Not preparing them for reality that humans have set, time and time again, proving to be a violent species. When conflicts are in front of the sheltered child, they don't know how to react or handle it, because it's surprising and disturbing. Being exposed to these realities gives one an advantage over naive individuals and sets them up to recognize potential danger or conflict.

- The Protective Perspective: Sheltering the child to a point is a benefit.
Letting them focus on positive aspects of humanity while they build their core understanding of how to live and learn, solving problems without the burden of worry or awareness of atrocities.

- The Neutral or Natural Perspective: Your child will be exposed to plenty of negative influences in this life, deal with them as they come and don't rush them.
Let the child be a child for innocence's sake for as long as you can. They will be exposed to everything in the time that is fitting their existence and upbringing. ie, If you are born in a war-region, it makes sense to worry about it, but if you are born into peace, enjoy it.

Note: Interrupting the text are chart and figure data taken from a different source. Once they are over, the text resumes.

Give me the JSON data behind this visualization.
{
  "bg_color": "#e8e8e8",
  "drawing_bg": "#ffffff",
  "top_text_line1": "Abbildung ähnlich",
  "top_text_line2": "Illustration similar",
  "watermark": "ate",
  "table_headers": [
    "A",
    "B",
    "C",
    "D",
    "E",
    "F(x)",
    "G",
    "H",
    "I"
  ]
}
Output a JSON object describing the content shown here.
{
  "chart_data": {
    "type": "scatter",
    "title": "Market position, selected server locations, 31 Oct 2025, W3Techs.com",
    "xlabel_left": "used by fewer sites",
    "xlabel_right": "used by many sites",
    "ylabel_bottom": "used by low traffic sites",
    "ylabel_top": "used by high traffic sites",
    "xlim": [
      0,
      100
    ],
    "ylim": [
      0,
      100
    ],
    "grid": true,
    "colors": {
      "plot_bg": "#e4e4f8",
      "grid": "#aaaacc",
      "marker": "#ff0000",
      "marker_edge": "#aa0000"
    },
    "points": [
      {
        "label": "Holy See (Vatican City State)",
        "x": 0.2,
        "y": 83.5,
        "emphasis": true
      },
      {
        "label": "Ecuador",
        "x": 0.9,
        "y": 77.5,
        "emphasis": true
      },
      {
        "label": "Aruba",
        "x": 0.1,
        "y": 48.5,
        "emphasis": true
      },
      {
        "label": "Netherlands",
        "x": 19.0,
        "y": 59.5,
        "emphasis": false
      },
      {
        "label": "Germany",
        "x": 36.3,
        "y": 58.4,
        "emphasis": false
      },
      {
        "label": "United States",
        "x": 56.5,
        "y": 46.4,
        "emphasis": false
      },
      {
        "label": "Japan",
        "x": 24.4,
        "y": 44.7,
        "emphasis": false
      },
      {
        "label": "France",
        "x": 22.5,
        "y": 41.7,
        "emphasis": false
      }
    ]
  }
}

- The Spiritual Perspective: You create the reality in which you live by what you choose to think about and give attention and energy.
If you want a life of peace you can have it simply by not engaging in conflict. Examining negative aspects of humanity brings them into focus, and one can find whatever it is they are seeking if they so choose. Energy follows thought.

Some things to consider: in no particular order

  • If your child is going to be exposed to anything undesirable, do you want to be the one exposing them to it?

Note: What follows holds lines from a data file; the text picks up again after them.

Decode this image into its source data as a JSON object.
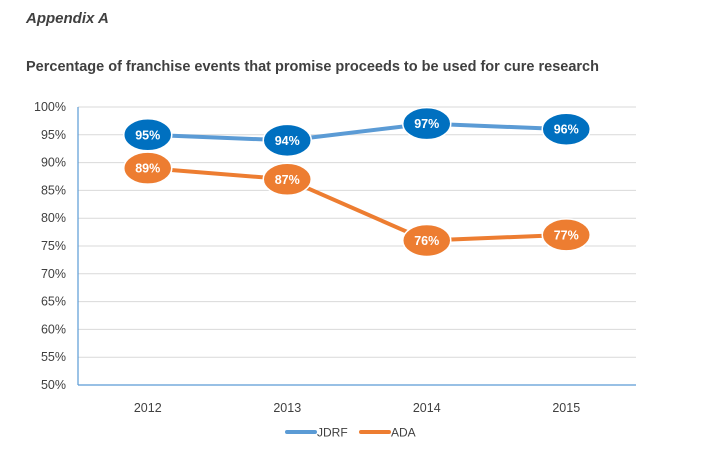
{
  "header": {
    "appendix": "Appendix A"
  },
  "chart_data": {
    "type": "line",
    "title": "Percentage of franchise events that promise proceeds to be used for cure research",
    "categories": [
      "2012",
      "2013",
      "2014",
      "2015"
    ],
    "series": [
      {
        "name": "JDRF",
        "values": [
          95,
          94,
          97,
          96
        ],
        "labels": [
          "95%",
          "94%",
          "97%",
          "96%"
        ],
        "line_color": "#5B9BD5",
        "marker_color": "#0070C0"
      },
      {
        "name": "ADA",
        "values": [
          89,
          87,
          76,
          77
        ],
        "labels": [
          "89%",
          "87%",
          "76%",
          "77%"
        ],
        "line_color": "#ED7D31",
        "marker_color": "#ED7D31"
      }
    ],
    "ylim": [
      50,
      100
    ],
    "yticks": [
      100,
      95,
      90,
      85,
      80,
      75,
      70,
      65,
      60,
      55,
      50
    ],
    "ytick_labels": [
      "100%",
      "95%",
      "90%",
      "85%",
      "80%",
      "75%",
      "70%",
      "65%",
      "60%",
      "55%",
      "50%"
    ],
    "grid": true,
    "legend": "bottom"
  }
}
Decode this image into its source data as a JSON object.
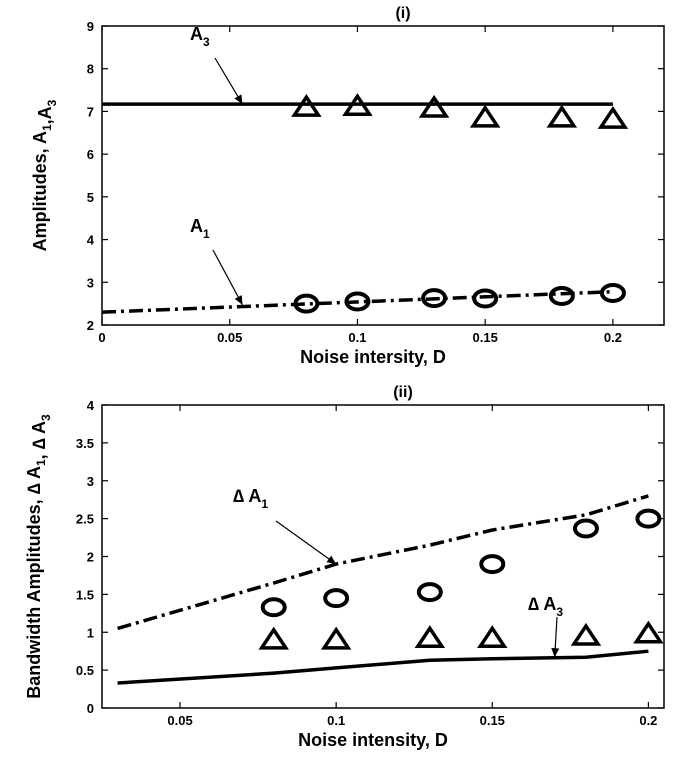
{
  "chart_data": [
    {
      "type": "line",
      "title": "(i)",
      "xlabel": "Noise intersity, D",
      "ylabel": "Amplitudes, A1,A3",
      "xlim": [
        0,
        0.22
      ],
      "ylim": [
        2,
        9
      ],
      "xticks": [
        0,
        0.05,
        0.1,
        0.15,
        0.2
      ],
      "xtick_labels": [
        "0",
        "0.05",
        "0.1",
        "0.15",
        "0.2"
      ],
      "yticks": [
        2,
        3,
        4,
        5,
        6,
        7,
        8,
        9
      ],
      "ytick_labels": [
        "2",
        "3",
        "4",
        "5",
        "6",
        "7",
        "8",
        "9"
      ],
      "grid": false,
      "series": [
        {
          "name": "A3",
          "style": "solid",
          "x": [
            0,
            0.2
          ],
          "y": [
            7.17,
            7.17
          ]
        },
        {
          "name": "A1",
          "style": "dash-dot",
          "x": [
            0,
            0.2
          ],
          "y": [
            2.3,
            2.78
          ]
        },
        {
          "name": "A3",
          "style": "triangle-markers",
          "x": [
            0.08,
            0.1,
            0.13,
            0.15,
            0.18,
            0.2
          ],
          "y": [
            7.1,
            7.12,
            7.08,
            6.85,
            6.85,
            6.82
          ]
        },
        {
          "name": "A1",
          "style": "circle-markers",
          "x": [
            0.08,
            0.1,
            0.13,
            0.15,
            0.18,
            0.2
          ],
          "y": [
            2.5,
            2.55,
            2.63,
            2.62,
            2.68,
            2.75
          ]
        }
      ],
      "annotations": [
        {
          "label": "A",
          "sub": "3",
          "points_to": [
            0.055,
            7.17
          ]
        },
        {
          "label": "A",
          "sub": "1",
          "points_to": [
            0.055,
            2.47
          ]
        }
      ]
    },
    {
      "type": "line",
      "title": "(ii)",
      "xlabel": "Noise intensity, D",
      "ylabel": "Bandwidth Amplitudes, ∆ A1, ∆ A3",
      "xlim": [
        0.025,
        0.205
      ],
      "ylim": [
        0,
        4
      ],
      "xticks": [
        0.05,
        0.1,
        0.15,
        0.2
      ],
      "xtick_labels": [
        "0.05",
        "0.1",
        "0.15",
        "0.2"
      ],
      "yticks": [
        0,
        0.5,
        1,
        1.5,
        2,
        2.5,
        3,
        3.5,
        4
      ],
      "ytick_labels": [
        "0",
        "0.5",
        "1",
        "1.5",
        "2",
        "2.5",
        "3",
        "3.5",
        "4"
      ],
      "grid": false,
      "series": [
        {
          "name": "∆ A1",
          "style": "dash-dot",
          "x": [
            0.03,
            0.08,
            0.1,
            0.13,
            0.15,
            0.18,
            0.2
          ],
          "y": [
            1.05,
            1.65,
            1.9,
            2.15,
            2.35,
            2.55,
            2.8
          ]
        },
        {
          "name": "∆ A3",
          "style": "solid",
          "x": [
            0.03,
            0.08,
            0.1,
            0.13,
            0.15,
            0.18,
            0.2
          ],
          "y": [
            0.33,
            0.46,
            0.53,
            0.63,
            0.65,
            0.67,
            0.75
          ]
        },
        {
          "name": "∆ A1",
          "style": "circle-markers",
          "x": [
            0.08,
            0.1,
            0.13,
            0.15,
            0.18,
            0.2
          ],
          "y": [
            1.33,
            1.45,
            1.53,
            1.9,
            2.37,
            2.5
          ]
        },
        {
          "name": "∆ A3",
          "style": "triangle-markers",
          "x": [
            0.08,
            0.1,
            0.13,
            0.15,
            0.18,
            0.2
          ],
          "y": [
            0.9,
            0.9,
            0.92,
            0.92,
            0.95,
            0.98
          ]
        }
      ],
      "annotations": [
        {
          "label": "∆ A",
          "sub": "1",
          "points_to": [
            0.1,
            1.9
          ]
        },
        {
          "label": "∆ A",
          "sub": "3",
          "points_to": [
            0.17,
            0.67
          ]
        }
      ]
    }
  ]
}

  • Are there benefits to you being there to explain things?

  • Are there benefits in them knowing the information in question, or at least having witnessed something and possibly (most likely) not understanding it.

  • Do you have a plan for what to say when inevitable questions are asked? Can you guess the questions?

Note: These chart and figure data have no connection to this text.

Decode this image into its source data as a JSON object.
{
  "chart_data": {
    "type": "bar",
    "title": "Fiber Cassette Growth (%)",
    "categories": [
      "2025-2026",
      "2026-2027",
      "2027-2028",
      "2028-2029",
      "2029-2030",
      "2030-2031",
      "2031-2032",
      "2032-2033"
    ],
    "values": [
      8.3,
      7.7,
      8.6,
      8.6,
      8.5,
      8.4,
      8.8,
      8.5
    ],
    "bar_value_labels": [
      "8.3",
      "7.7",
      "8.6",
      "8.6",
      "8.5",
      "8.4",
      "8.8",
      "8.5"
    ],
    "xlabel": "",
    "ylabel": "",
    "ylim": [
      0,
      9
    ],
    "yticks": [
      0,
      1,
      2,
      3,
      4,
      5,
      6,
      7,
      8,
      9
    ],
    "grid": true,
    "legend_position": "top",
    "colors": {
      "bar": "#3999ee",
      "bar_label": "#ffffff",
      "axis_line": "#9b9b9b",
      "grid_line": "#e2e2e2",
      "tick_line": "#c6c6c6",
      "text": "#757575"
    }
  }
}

  • How long can a child stay in the dark on certain issues?

  • How does your child react to violence in general or graphic scenes? The likeliness of it being a traumatic event or easily accepted would vary from child to child.

  • Are you planning on discussing politics?

  • Are you taking a side, or offering third person perspective on the conflicts, explaining both sides' reasons for war, or just leaving it open as to why people do this?

  • How "street-smart" are you? Do you feel like you were too naive and wish you could have had some more practical real-life wisdom or awareness? Or the opposite? Do you wish you had more peace?

  • Is there a correlation between witnessing atrocities and unpleasant aspects of human nature and losing your childhood? What is the relationship?
    Is the level of awareness inversely proportionate to innocence and youth?

  • Are there religious overtones that will need explained? ie, How could God let this happen? Does God not like those people? Who's side is God on? "Our [insert religious book] says it's wrong to hurt people and kill"

  • Do you practice or teach "Think for yourself, question everything"?

No matter what, she won't be able to UN-SEE whatever it is she sees. Thinking about these questions might help you to prepare and make a choice.

For what it's worth, I deal exposure to certain hardships as a form of keeping "Taking things for granted" in check. If a child is getting "spoiled" or having lots of expectations, history lessons and current events, as well as social studies are a good source of perspective of your actual situation. People certainly do use violence to acquire property on both a personal level and national level.

Knowing that people are suffering at all times somewhere on the planet is something everyone should be aware of to some extent, simply to be truly thankful for the times when things are good. One cannot fully appreciate where one is without fully understanding everywhere one isn't.

The bottom line:

This is an issue of timing and philosophy, and you know your child the best, as well as your parenting styles and choices. You know your beliefs on war, and if you want to raise your child to form their own beliefs or mirror yours until they form their own is purely your choice.